The Defense Department has routinely waived competition requirements for multiple-award contracts and Federal Supply Schedule orders, despite legal requirements to ensure competition, according to a new report by the Government Accountability Office.

As a result, "there were fewer opportunities to obtain the potential benefits of competition ? improved levels of service, market-tested prices and the best overall value for the taxpayer," the report said.

The National Defense Authorization Act of 2002 requires Defense Department contracting officers to solicit offers from all eligible contractors for defense orders for services worth more than $100,000.

For Federal Supply Schedule orders in particular, the law requires defense-contracting officers to ensure the receipt of three offers or determine in writing that no additional contractors could be identified despite reasonable efforts to do so.

But GAO found that competition requirements were waived for nearly half, or 34 of 74, of the orders it reviewed at five defense buying organizations: the Communications-Electronics Command, Naval Inventory Control Point, Defense Contracting Command-Washington, Defense Information Systems Agency and Oklahoma City Air Logistics Center.

The waivers accounted for $53.3 million, or 58 percent, of the total dollar value of the orders GAO reviewed.

In 26 of the 34 cases, competition was waived because the contracting officer determined that only one company could do the work or because the work was a follow-on to a previously competed order, according to the report. Often in these cases, contracting officers waived the competition requirements after program officers said they wanted to keep current contractors on the job.

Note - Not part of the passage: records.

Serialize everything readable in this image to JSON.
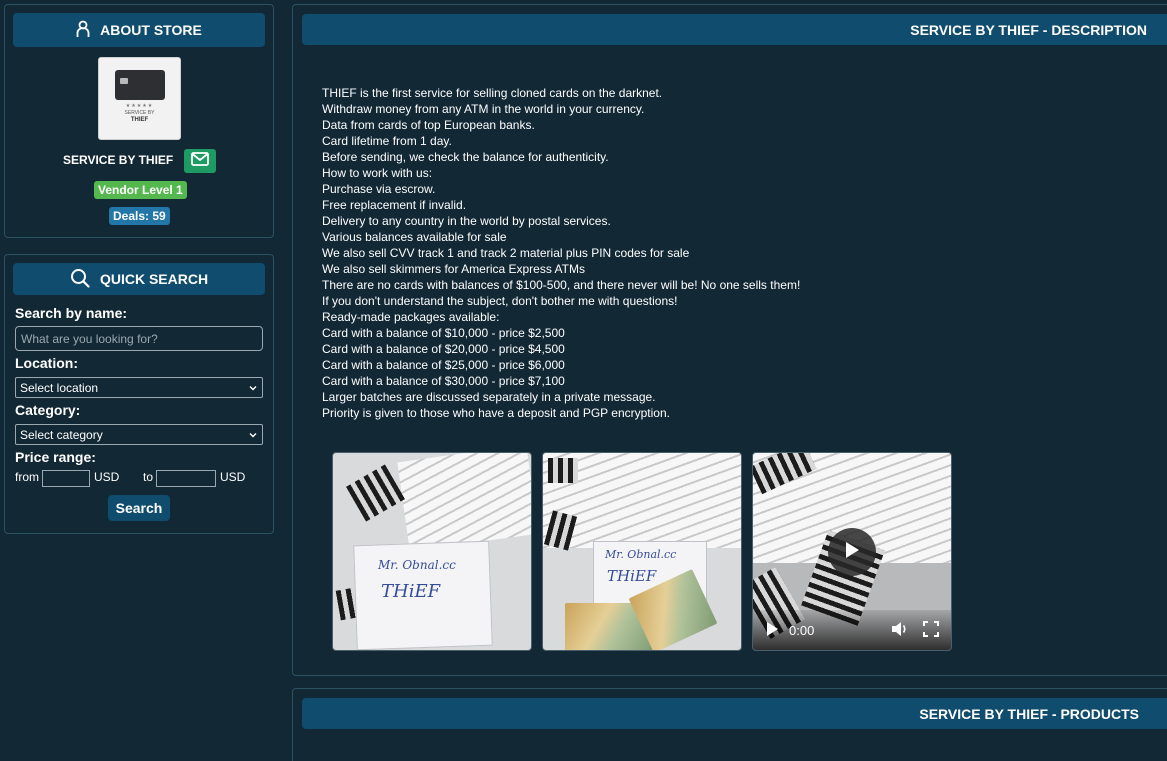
{
  "about": {
    "header": "ABOUT STORE",
    "thumb_stars": "★★★★★",
    "thumb_line1": "SERVICE BY",
    "thumb_line2": "THIEF",
    "store_name": "SERVICE BY THIEF",
    "vendor_level": "Vendor Level 1",
    "deals": "Deals: 59"
  },
  "search": {
    "header": "QUICK SEARCH",
    "name_label": "Search by name:",
    "name_placeholder": "What are you looking for?",
    "location_label": "Location:",
    "location_value": "Select location",
    "category_label": "Category:",
    "category_value": "Select category",
    "price_label": "Price range:",
    "from_label": "from",
    "to_label": "to",
    "currency": "USD",
    "button": "Search"
  },
  "description": {
    "header": "SERVICE BY THIEF - DESCRIPTION",
    "lines": [
      "THIEF is the first service for selling cloned cards on the darknet.",
      "Withdraw money from any ATM in the world in your currency.",
      "Data from cards of top European banks.",
      "Card lifetime from 1 day.",
      "Before sending, we check the balance for authenticity.",
      "How to work with us:",
      "Purchase via escrow.",
      "Free replacement if invalid.",
      "Delivery to any country in the world by postal services.",
      "Various balances available for sale",
      "We also sell CVV track 1 and track 2 material plus PIN codes for sale",
      "We also sell skimmers for America Express ATMs",
      "There are no cards with balances of $100-500, and there never will be! No one sells them!",
      "If you don't understand the subject, don't bother me with questions!",
      "Ready-made packages available:",
      "Card with a balance of $10,000 - price $2,500",
      "Card with a balance of $20,000 - price $4,500",
      "Card with a balance of $25,000 - price $6,000",
      "Card with a balance of $30,000 - price $7,100",
      "Larger batches are discussed separately in a private message.",
      "Priority is given to those who have a deposit and PGP encryption."
    ],
    "photo1_note1": "Mr. Obnal.cc",
    "photo1_note2": "THiEF",
    "photo2_note1": "Mr. Obnal.cc",
    "photo2_note2": "THiEF",
    "video_time": "0:00"
  },
  "products": {
    "header": "SERVICE BY THIEF - PRODUCTS"
  },
  "colors": {
    "background": "#122835",
    "header": "#0f4c6e",
    "vendor_badge": "#55b84f",
    "deals_badge": "#2376a8",
    "mail_button": "#1e9a63"
  }
}
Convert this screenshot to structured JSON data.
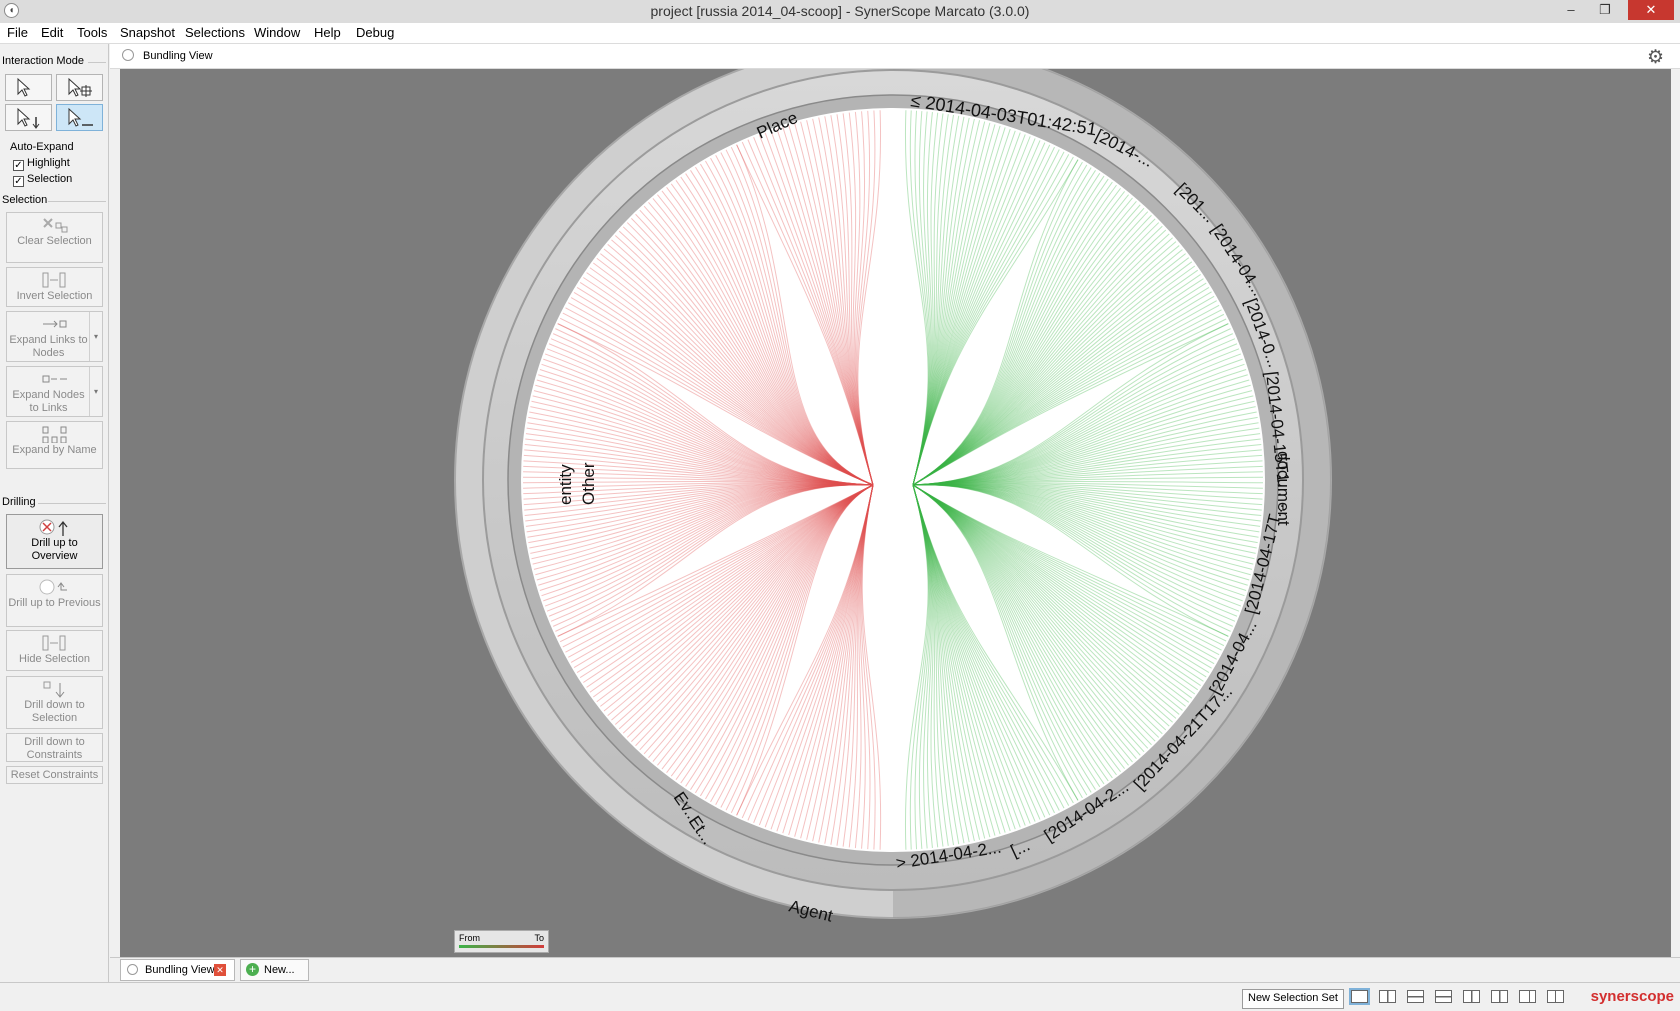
{
  "window": {
    "title": "project [russia 2014_04-scoop] - SynerScope Marcato (3.0.0)",
    "controls": [
      "–",
      "❐",
      "✕"
    ]
  },
  "menu": [
    "File",
    "Edit",
    "Tools",
    "Snapshot",
    "Selections",
    "Window",
    "Help",
    "Debug"
  ],
  "left_panel": {
    "interaction_mode_label": "Interaction Mode",
    "auto_expand_label": "Auto-Expand",
    "highlight_label": "Highlight",
    "selection_check_label": "Selection",
    "selection_section_label": "Selection",
    "buttons": {
      "clear_selection": "Clear Selection",
      "invert_selection": "Invert Selection",
      "expand_links_to_nodes": "Expand Links to Nodes",
      "expand_nodes_to_links": "Expand Nodes to Links",
      "expand_by_name": "Expand by Name"
    },
    "drilling_label": "Drilling",
    "drilling": {
      "drill_up_overview": "Drill up to Overview",
      "drill_up_previous": "Drill up to Previous",
      "hide_selection": "Hide Selection",
      "drill_down_selection": "Drill down to Selection",
      "drill_down_constraints": "Drill down to Constraints",
      "reset_constraints": "Reset Constraints"
    }
  },
  "view": {
    "header_title": "Bundling View",
    "legend_from": "From",
    "legend_to": "To",
    "ring_labels": {
      "place": "Place",
      "other": "Other",
      "entity": "entity",
      "ev": "Ev...",
      "et": "Et...",
      "agent": "Agent",
      "document": "document",
      "d1": "≤ 2014-04-03T01:42:51",
      "d2": "[2014-...",
      "d3": "[201...",
      "d4": "[2014-04...",
      "d5": "[2014-0...",
      "d6": "[2014-04-15T1...",
      "d7": "[2014-04-17T...",
      "d8": "[2014-04...",
      "d9": "[2014-04-21T17...",
      "d10": "[2014-04-2...",
      "d11": "[...",
      "d12": "> 2014-04-2..."
    },
    "colors": {
      "from": "#3bb449",
      "to": "#e05050"
    }
  },
  "tabs": [
    "Bundling View",
    "New..."
  ],
  "status": {
    "new_selection_set": "New Selection Set",
    "brand": "synerscope"
  }
}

GAO found that the waivers were issued without assurances that they were justified. Its report said the requirements for documentation of waivers were not specific and that review at a level higher than the contracting officer was not required.

GAO recommended that the Defense Department develop guidance on when waivers of competition may be used, require detailed documentation to support waivers, and establish approval authority above the contracting officer level.

Defense officials agreed with the recommendations, according to the report.